We are considering making our own internal DB of these descriptions so investigators can immediately take action, instead of waiting for PAN support responses.
I am sharing this with the community because I saw multiple questions about this and most answers were a variation of "talk to support".
05-11-2021 03:15 AM
Hi @YAlhazmi
My name is Or from the XDR product management team.
It's actually available in the UI too with a lot more data.
Click on the alert icon on top of the process and scroll down.
The text you saw is a join of all the 'behavior description', and you also have two more useful things - MITRE tags and the actual description per behavior we saw (hover over the description field, text is a bit log there).
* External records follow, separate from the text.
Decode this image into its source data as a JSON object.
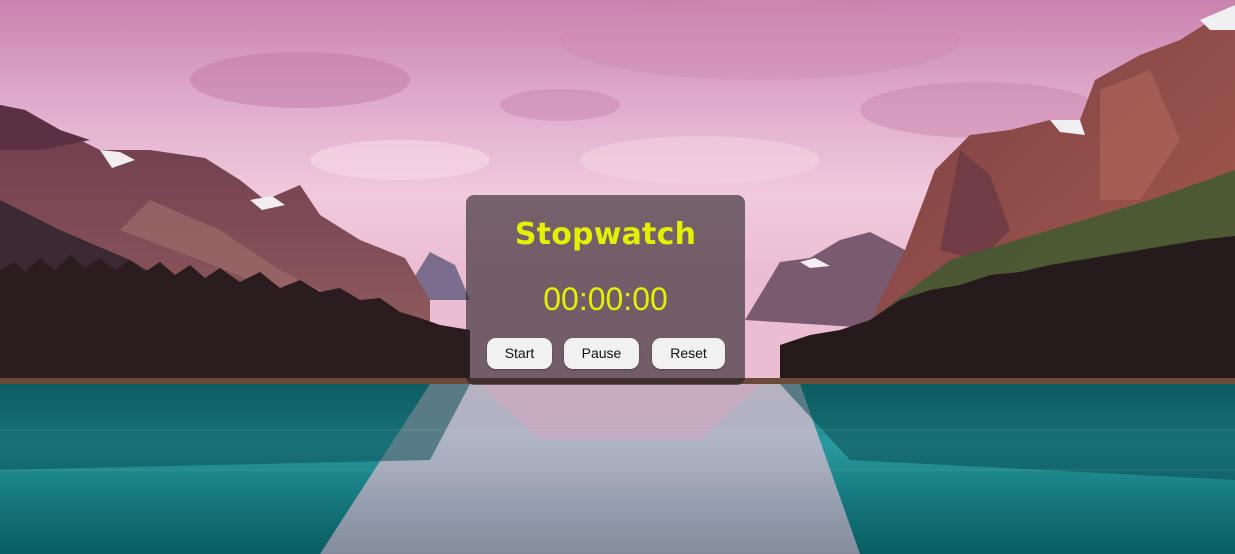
{
  "stopwatch": {
    "title": "Stopwatch",
    "time": "00:00:00",
    "start_label": "Start",
    "pause_label": "Pause",
    "reset_label": "Reset"
  },
  "colors": {
    "accent": "#e3f000",
    "button_bg": "#f1f1f1",
    "panel_bg": "#282226"
  }
}
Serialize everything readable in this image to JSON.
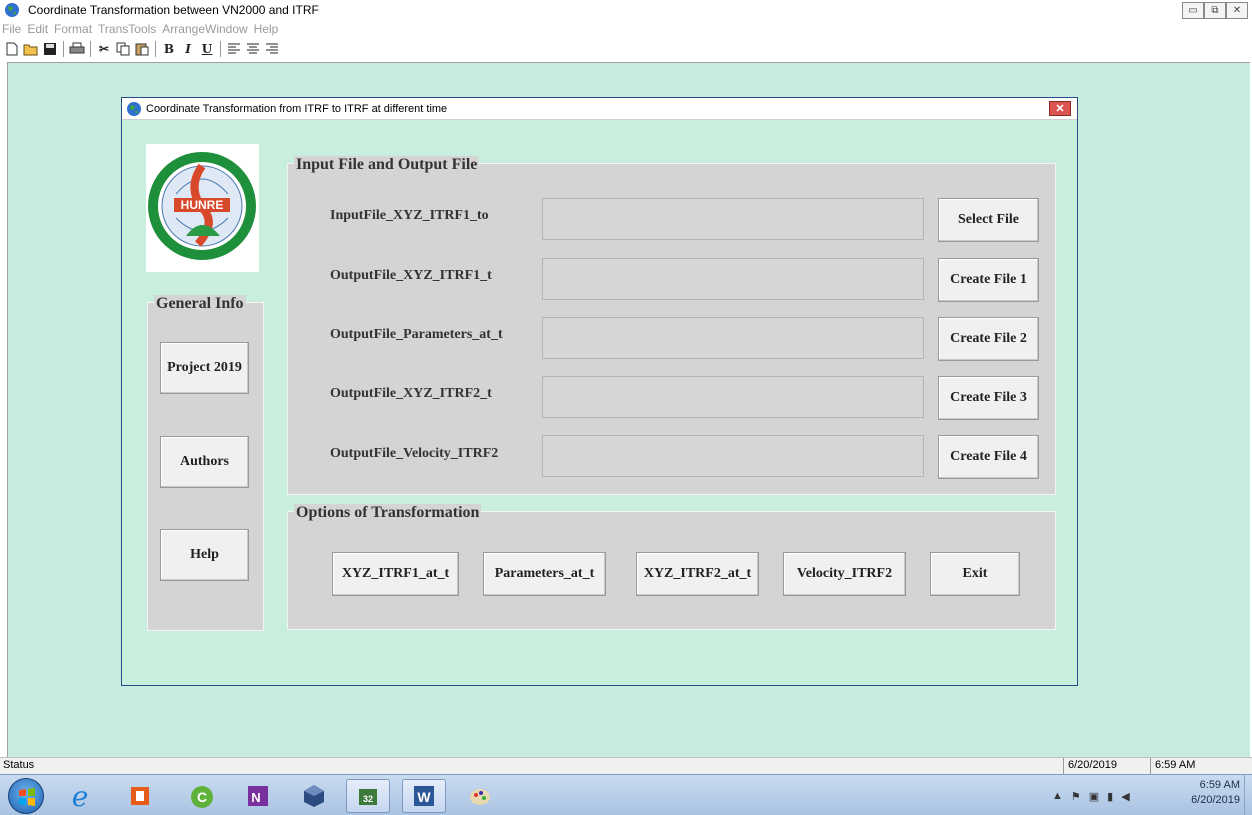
{
  "window": {
    "title": "Coordinate Transformation between VN2000 and ITRF",
    "icon": "globe-icon"
  },
  "menu": [
    "File",
    "Edit",
    "Format",
    "TransTools",
    "ArrangeWindow",
    "Help"
  ],
  "toolbar": {
    "icons": [
      "new-file-icon",
      "open-folder-icon",
      "save-icon",
      "print-icon",
      "cut-icon",
      "copy-icon",
      "paste-icon",
      "bold-icon",
      "italic-icon",
      "underline-icon",
      "align-left-icon",
      "align-center-icon",
      "align-right-icon"
    ],
    "bold": "B",
    "italic": "I",
    "underline": "U"
  },
  "dialog": {
    "title": "Coordinate Transformation from ITRF to ITRF at different time",
    "logo_text": "HUNRE",
    "general_info": {
      "legend": "General Info",
      "buttons": [
        "Project 2019",
        "Authors",
        "Help"
      ]
    },
    "files": {
      "legend": "Input File and Output File",
      "rows": [
        {
          "label": "InputFile_XYZ_ITRF1_to",
          "value": "",
          "button": "Select File"
        },
        {
          "label": "OutputFile_XYZ_ITRF1_t",
          "value": "",
          "button": "Create File 1"
        },
        {
          "label": "OutputFile_Parameters_at_t",
          "value": "",
          "button": "Create File 2"
        },
        {
          "label": "OutputFile_XYZ_ITRF2_t",
          "value": "",
          "button": "Create File 3"
        },
        {
          "label": "OutputFile_Velocity_ITRF2",
          "value": "",
          "button": "Create File 4"
        }
      ]
    },
    "options": {
      "legend": "Options of Transformation",
      "buttons": [
        "XYZ_ITRF1_at_t",
        "Parameters_at_t",
        "XYZ_ITRF2_at_t",
        "Velocity_ITRF2",
        "Exit"
      ]
    }
  },
  "status": {
    "text": "Status",
    "date": "6/20/2019",
    "time": "6:59 AM"
  },
  "taskbar": {
    "apps": [
      "internet-explorer-icon",
      "office-icon",
      "coreldraw-icon",
      "onenote-icon",
      "virtualbox-icon",
      "app-32-icon",
      "word-icon",
      "paint-icon"
    ],
    "clock_time": "6:59 AM",
    "clock_date": "6/20/2019"
  },
  "colors": {
    "mdi_background": "#c5ecdc",
    "panel": "#d4d4d4",
    "button": "#f0f0f0",
    "close_red": "#d9534f"
  }
}
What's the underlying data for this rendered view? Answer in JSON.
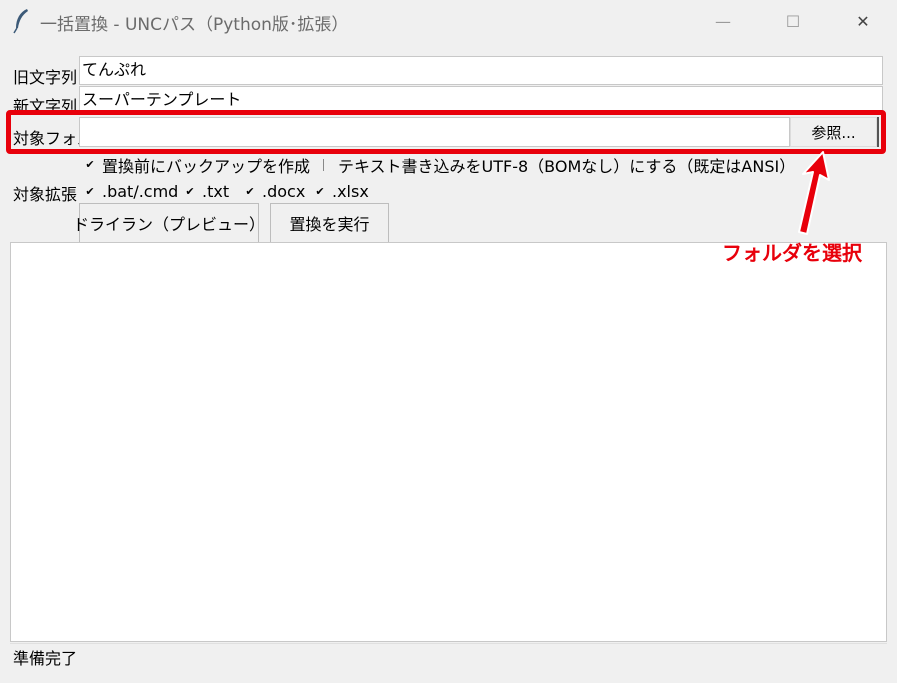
{
  "window": {
    "title": "一括置換 - UNCパス（Python版･拡張）",
    "minimize_glyph": "—",
    "maximize_glyph": "☐",
    "close_glyph": "✕"
  },
  "form": {
    "old_label": "旧文字列",
    "old_value": "てんぷれ",
    "new_label": "新文字列",
    "new_value": "スーパーテンプレート",
    "folder_label": "対象フォル",
    "folder_value": "",
    "browse_label": "参照...",
    "ext_label": "対象拡張"
  },
  "options": {
    "backup_label": "置換前にバックアップを作成",
    "backup_checked": true,
    "utf8_label": "テキスト書き込みをUTF-8（BOMなし）にする（既定はANSI）",
    "utf8_checked": false
  },
  "extensions": [
    {
      "label": ".bat/.cmd",
      "checked": true
    },
    {
      "label": ".txt",
      "checked": true
    },
    {
      "label": ".docx",
      "checked": true
    },
    {
      "label": ".xlsx",
      "checked": true
    }
  ],
  "buttons": {
    "dryrun": "ドライラン（プレビュー）",
    "execute": "置換を実行"
  },
  "status": "準備完了",
  "annotation": {
    "text": "フォルダを選択",
    "color": "#e8000b"
  }
}
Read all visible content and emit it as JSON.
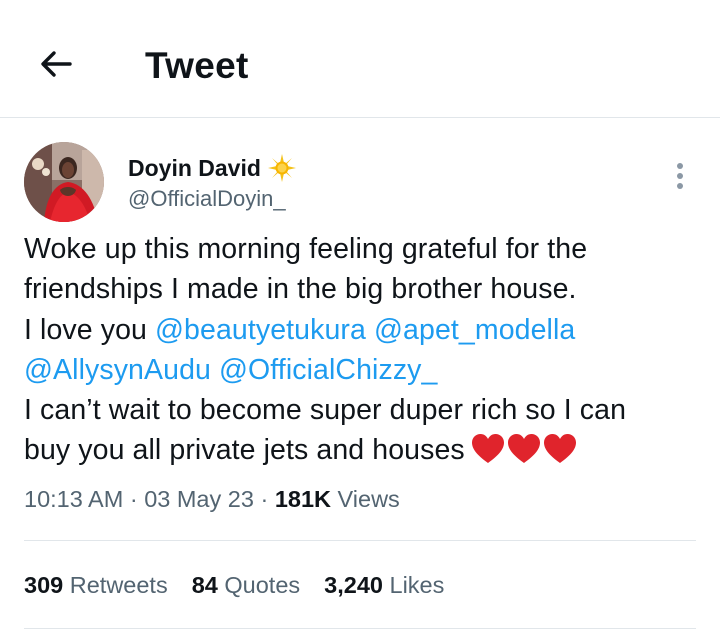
{
  "header": {
    "title": "Tweet",
    "back_icon": "arrow-left-icon"
  },
  "author": {
    "display_name": "Doyin David",
    "verified_icon": "sun-emoji-icon",
    "handle": "@OfficialDoyin_"
  },
  "tweet": {
    "lines": [
      "Woke up this morning feeling grateful for the",
      "friendships I made in the big brother house."
    ],
    "line3_prefix": "I love you ",
    "mentions": [
      "@beautyetukura",
      "@apet_modella",
      "@AllysynAudu",
      "@OfficialChizzy_"
    ],
    "line5": "I can’t wait to become super duper rich so I can",
    "line6": "buy you all private jets and houses",
    "emoji": [
      "red-heart-icon",
      "red-heart-icon",
      "red-heart-icon"
    ]
  },
  "meta": {
    "time": "10:13 AM",
    "separator": "·",
    "date": "03 May 23",
    "views_count": "181K",
    "views_label": "Views"
  },
  "stats": {
    "retweets_count": "309",
    "retweets_label": "Retweets",
    "quotes_count": "84",
    "quotes_label": "Quotes",
    "likes_count": "3,240",
    "likes_label": "Likes"
  },
  "colors": {
    "link": "#1d9bf0",
    "text": "#0f1419",
    "secondary": "#536471",
    "heart": "#e0242c",
    "divider": "#e1e6ea"
  }
}
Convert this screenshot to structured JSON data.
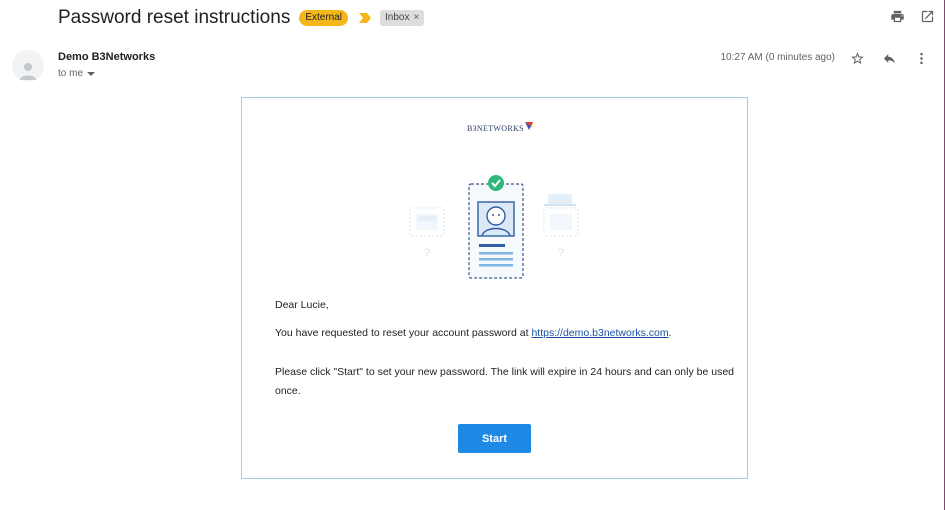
{
  "email": {
    "subject": "Password reset instructions",
    "labels": {
      "external": "External",
      "inbox": "Inbox",
      "inbox_remove": "×"
    },
    "sender_name": "Demo B3Networks",
    "recipient": "to me",
    "time": "10:27 AM (0 minutes ago)"
  },
  "icons": {
    "print": "print-icon",
    "open_new_window": "open-in-new-window-icon",
    "star": "star-icon",
    "reply": "reply-icon",
    "more": "more-vertical-icon",
    "avatar": "person-icon",
    "importance": "importance-marker-icon",
    "recipient_menu": "caret-down-icon"
  },
  "body": {
    "logo": "B3NETWORKS",
    "greeting": "Dear Lucie,",
    "request_text": "You have requested to reset your account password at ",
    "link": "https://demo.b3networks.com",
    "request_end": ".",
    "instructions": "Please click \"Start\" to set your new password. The link will expire in 24 hours and can only be used once.",
    "start_label": "Start"
  },
  "colors": {
    "external_badge": "#f5b619",
    "importance_marker": "#f5b619",
    "start_button": "#1e88e5",
    "card_border": "#9fd0e6",
    "link": "#1a4fa3",
    "check": "#2eb87a"
  }
}
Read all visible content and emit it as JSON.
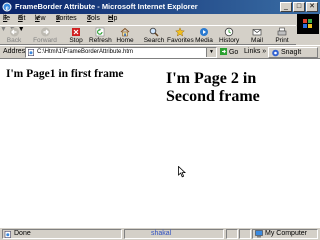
{
  "window": {
    "title": "FrameBorder Attribute - Microsoft Internet Explorer",
    "minimize_glyph": "_",
    "maximize_glyph": "□",
    "close_glyph": "✕"
  },
  "menu": {
    "items": [
      {
        "underline": "F",
        "rest": "ile"
      },
      {
        "underline": "E",
        "rest": "dit"
      },
      {
        "underline": "V",
        "rest": "iew"
      },
      {
        "pre": "F",
        "underline": "a",
        "rest": "vorites"
      },
      {
        "underline": "T",
        "rest": "ools"
      },
      {
        "underline": "H",
        "rest": "elp"
      }
    ]
  },
  "toolbar": {
    "back": "Back",
    "forward": "Forward",
    "stop": "Stop",
    "refresh": "Refresh",
    "home": "Home",
    "search": "Search",
    "favorites": "Favorites",
    "media": "Media",
    "history": "History",
    "mail": "Mail",
    "print": "Print"
  },
  "address": {
    "label": "Address",
    "url": "C:\\Html\\1\\FrameBorderAttribute.htm",
    "go": "Go",
    "links": "Links",
    "links_arrow": "»",
    "snagit": "SnagIt"
  },
  "frames": {
    "frame1_text": "I'm Page1 in first frame",
    "frame2_text": "I'm Page 2 in Second frame"
  },
  "status": {
    "text": "Done",
    "middle": "shakal",
    "zone": "My Computer"
  },
  "colors": {
    "titlebar_start": "#0a246a",
    "titlebar_end": "#3a6ea5",
    "chrome": "#d4d0c8",
    "content_bg": "#ffffff"
  }
}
If you have any additional questions please feel free to ping me ocohen@paloaltonetworks.com
Or.
05-11-2021 08:53 AM
Thanks @ocohen are there times where perhaps the section you show where MITRE items would not show for a BTP?
On a Behavioral Threat I am seeing recently (Behavioral threat detected (rule: heuristic.agb.5637)) I am not seeing the "MITRE Attack" section of the blackbar your reflecting here. Only the first two rows. Am I just not clicking the right area perhaps?
Running on Cortex XDR V2.8
05-11-2021 02:26 PM
while not all BTP alerts have mitre tags (yet), you can check by clicking on this button on the right side
09-09-2022 03:05 PM
Is there a list of these published somewhere? With Analytics, Analytics BIOC, and BIOCs there are published lists that enable us to pre-classify the alerts in XSOAR. So far I have not found a list of BTP rules which has caused some FP or FN when choosing to automatically isolate via XSOAR because we don't know ahead of time what rules are going to come through.
For example, there are BIOCs for DCSync attacks which trigger isolation but there is also at least one BTP rule for DCSync which we did not know about so isolation was not activated.